ABORTO: una polemica inutile sul caso della bambina brasiliana

Una polemica inutile è quella che si è aperta all’interno della Chiesa a proposito di quanto è avvenuto in Brasile, dove una bimba di nove anni, Carmen, è stata violentata ripetutamente dal suo patrigno e, dopo essere rimasta incinta di due gemellini, è stata costretta ad abortire.


Nei giorni successivi, i giornali di tutto il mondo hanno riportato con scandalo la notizia secondo cui l’arcivescovo di Olinda e Recife, don Josè Cardoso Sobrinho, ha scomunicato tutti i responsabili, compresa l’equipe medica che ha operato l’aborto. Intervenendo nella polemica, mons. Rino Fisichella, Presidente della Pontificia Accademia per la Vita, pur ricordando che la collaborazione all’aborto costituisce una colpa grave che, secondo il Codice di diritto canonico, porta automaticamente al di fuori della comunità cristiana (scomunica “latae sententiae”), ha tuttavia deplorato il fatto che il vescovo si fosse affrettato a dichiarare la scomunica, dando l’impressione di un insegnamento cattolico «inflessibile, incomprensibile e privo di misericordia».

In realtà, il caso non è stato creato dal vescovo di Recife, che si è limitato a ricordare la dottrina della Chiesa in materia, senza scomunicare nessuno, dal momento che la scomunica in questi casi è automatica. Il “caso” è stato artificialmente alimentato dal potere mediatico, come già era accaduto per Eluana Englaro. La obiettività del vescovo di Recife e la sua fedeltà al Magistero della Chiesa, in piena coerenza con l’enciclica Evangelium Vitae di Giovanni Paolo II, è provata dall’intervista alla “Folha de S. Paulo” che probabilmente mons. Fisichella non conosceva, prima di scrivere l’articolo sull’ “Osservatore Romano”, e che di seguito riportiamo:

“Fohla de S. Paulo”: «Perché scomunicare le persone coinvolte nel caso?»
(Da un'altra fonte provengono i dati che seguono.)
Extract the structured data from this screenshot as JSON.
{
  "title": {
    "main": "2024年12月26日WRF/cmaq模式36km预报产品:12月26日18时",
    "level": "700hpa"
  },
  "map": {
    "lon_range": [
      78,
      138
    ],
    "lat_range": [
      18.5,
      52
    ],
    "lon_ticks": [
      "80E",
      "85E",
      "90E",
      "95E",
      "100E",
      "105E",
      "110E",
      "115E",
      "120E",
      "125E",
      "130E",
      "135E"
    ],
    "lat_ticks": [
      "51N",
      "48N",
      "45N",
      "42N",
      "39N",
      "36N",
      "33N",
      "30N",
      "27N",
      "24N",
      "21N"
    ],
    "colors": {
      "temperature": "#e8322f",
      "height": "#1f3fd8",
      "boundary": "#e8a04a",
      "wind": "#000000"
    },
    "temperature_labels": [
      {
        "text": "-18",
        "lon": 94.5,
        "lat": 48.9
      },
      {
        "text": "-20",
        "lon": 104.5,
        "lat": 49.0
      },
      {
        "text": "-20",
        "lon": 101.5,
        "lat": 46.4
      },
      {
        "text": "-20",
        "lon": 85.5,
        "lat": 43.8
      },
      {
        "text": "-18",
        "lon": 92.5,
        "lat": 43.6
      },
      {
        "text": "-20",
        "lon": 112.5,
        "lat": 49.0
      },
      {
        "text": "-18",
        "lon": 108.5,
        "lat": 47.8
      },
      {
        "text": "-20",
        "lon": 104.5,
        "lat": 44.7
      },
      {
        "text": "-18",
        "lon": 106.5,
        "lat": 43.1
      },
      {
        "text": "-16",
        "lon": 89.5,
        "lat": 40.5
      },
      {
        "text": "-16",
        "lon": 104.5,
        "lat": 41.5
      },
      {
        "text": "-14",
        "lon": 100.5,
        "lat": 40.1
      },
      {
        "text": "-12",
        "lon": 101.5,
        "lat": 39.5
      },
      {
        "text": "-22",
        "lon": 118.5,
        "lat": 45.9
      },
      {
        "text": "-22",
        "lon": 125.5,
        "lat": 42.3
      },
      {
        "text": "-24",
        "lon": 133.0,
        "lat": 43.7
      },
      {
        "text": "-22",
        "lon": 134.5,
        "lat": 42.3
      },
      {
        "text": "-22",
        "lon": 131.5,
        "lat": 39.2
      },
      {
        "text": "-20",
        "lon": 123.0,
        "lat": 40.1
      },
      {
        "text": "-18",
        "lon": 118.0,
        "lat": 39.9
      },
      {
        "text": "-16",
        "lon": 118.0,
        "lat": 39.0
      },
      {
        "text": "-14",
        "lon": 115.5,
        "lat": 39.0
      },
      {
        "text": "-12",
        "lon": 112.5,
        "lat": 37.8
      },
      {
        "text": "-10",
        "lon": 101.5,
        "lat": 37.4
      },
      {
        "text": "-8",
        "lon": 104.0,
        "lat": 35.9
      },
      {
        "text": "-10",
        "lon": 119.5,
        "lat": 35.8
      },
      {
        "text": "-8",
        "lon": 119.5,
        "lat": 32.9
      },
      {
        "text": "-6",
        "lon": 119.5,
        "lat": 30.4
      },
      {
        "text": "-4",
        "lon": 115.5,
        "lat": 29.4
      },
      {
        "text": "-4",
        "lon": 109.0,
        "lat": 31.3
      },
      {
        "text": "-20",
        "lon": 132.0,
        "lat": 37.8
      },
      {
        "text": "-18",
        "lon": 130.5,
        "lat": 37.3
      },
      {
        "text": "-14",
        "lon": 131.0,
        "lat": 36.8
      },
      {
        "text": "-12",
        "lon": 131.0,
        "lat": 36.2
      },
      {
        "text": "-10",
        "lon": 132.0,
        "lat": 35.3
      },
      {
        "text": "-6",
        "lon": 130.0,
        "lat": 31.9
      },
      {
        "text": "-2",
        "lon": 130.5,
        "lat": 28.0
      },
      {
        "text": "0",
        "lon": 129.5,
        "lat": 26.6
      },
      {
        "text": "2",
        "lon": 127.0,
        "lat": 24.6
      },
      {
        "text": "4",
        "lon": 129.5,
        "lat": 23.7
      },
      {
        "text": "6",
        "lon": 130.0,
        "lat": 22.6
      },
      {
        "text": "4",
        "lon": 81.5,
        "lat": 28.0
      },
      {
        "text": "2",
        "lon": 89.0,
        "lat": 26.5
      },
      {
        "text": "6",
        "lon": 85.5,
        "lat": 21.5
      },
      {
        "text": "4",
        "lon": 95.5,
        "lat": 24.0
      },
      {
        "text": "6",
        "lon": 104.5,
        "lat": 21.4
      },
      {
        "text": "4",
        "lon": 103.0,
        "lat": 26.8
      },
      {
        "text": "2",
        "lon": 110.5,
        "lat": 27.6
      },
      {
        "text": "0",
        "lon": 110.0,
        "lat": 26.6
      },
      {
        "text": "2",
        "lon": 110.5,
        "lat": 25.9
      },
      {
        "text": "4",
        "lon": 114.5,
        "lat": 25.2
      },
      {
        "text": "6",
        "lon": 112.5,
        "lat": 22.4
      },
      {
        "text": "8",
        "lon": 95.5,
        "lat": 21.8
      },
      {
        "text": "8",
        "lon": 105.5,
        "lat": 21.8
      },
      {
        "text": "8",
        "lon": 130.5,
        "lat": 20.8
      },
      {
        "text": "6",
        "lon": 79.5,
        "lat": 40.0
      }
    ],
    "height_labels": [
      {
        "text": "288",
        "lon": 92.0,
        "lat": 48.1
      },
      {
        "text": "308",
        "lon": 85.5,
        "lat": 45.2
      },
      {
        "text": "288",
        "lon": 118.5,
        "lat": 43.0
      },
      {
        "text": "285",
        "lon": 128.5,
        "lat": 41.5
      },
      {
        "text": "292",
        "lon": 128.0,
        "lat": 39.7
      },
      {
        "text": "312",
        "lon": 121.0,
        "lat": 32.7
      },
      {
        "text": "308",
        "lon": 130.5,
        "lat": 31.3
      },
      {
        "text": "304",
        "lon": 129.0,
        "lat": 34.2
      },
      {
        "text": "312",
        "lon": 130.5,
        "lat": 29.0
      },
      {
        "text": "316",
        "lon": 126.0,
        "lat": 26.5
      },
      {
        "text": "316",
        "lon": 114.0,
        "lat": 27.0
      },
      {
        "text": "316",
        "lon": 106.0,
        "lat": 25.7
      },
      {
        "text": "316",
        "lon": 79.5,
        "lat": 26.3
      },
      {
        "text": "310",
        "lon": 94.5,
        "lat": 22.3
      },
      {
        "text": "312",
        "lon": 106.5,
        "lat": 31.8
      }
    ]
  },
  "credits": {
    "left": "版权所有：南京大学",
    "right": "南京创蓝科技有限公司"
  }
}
Don José Cardoso Sobrinho: «Non ho il potere di scomunicare nessuno. Sta scritto nelle leggi della Chiesa. Coloro che provocano la morte in maniera diretta vengono automaticamente scomunicati, ovvero non sono più in comunione con la Chiesa. La Chiesa è talmente clemente che quanti li hanno solo appoggiati non vengono scomunicati e quanti hanno agito direttamente non sono condannati a vita. Se si pentono la Chiesa li perdona».

“Fohla de S. Paulo”: «La punizione è inflitta nonostante la legge protegga l’atto?»

Don José Cardoso Sobrinho: «Alcune leggi civili, come l’aborto e il divorzio, sono contrarie alla legge di Dio. Bisogna ricordare che la legge di Dio sta al di sopra di tutte le cose. Ho fatto quello che potevo per impedire la morte di questi innocenti».

“Fohla de S. Paulo”: «Ma la bambina correva un rischio»

Don José Cardoso Sobrinho: «Il medico diceva che il rischio c’era, ma il fine non giustifica i mezzi. Per raggiungere il buon fine di salvare la vita di lei non si potevano sopprimere due vite. Voglio fare un esempio: mi piace molto dare cibo ai poveri, ma per ottenerlo non posso rubare in banca o assalire qualcuno. Due innocenti sono morti, senza la possibilità di difendersi».

“Fohla de S. Paulo”: «Ma lei non teme che ciò allontani i fedeli dalla Chiesa?»

Don José Cardoso Sobrinho: «Se si allontanano i fedeli che non sono in comunione con gli insegnamenti della Chiesa, che sia. Hitler uccise 6 milioni di ebrei e ogni anno si fa memoria dell’olocausto. Penso anche all’olocausto silenzioso, ai 50 milioni di aborti nel mondo ogni anno».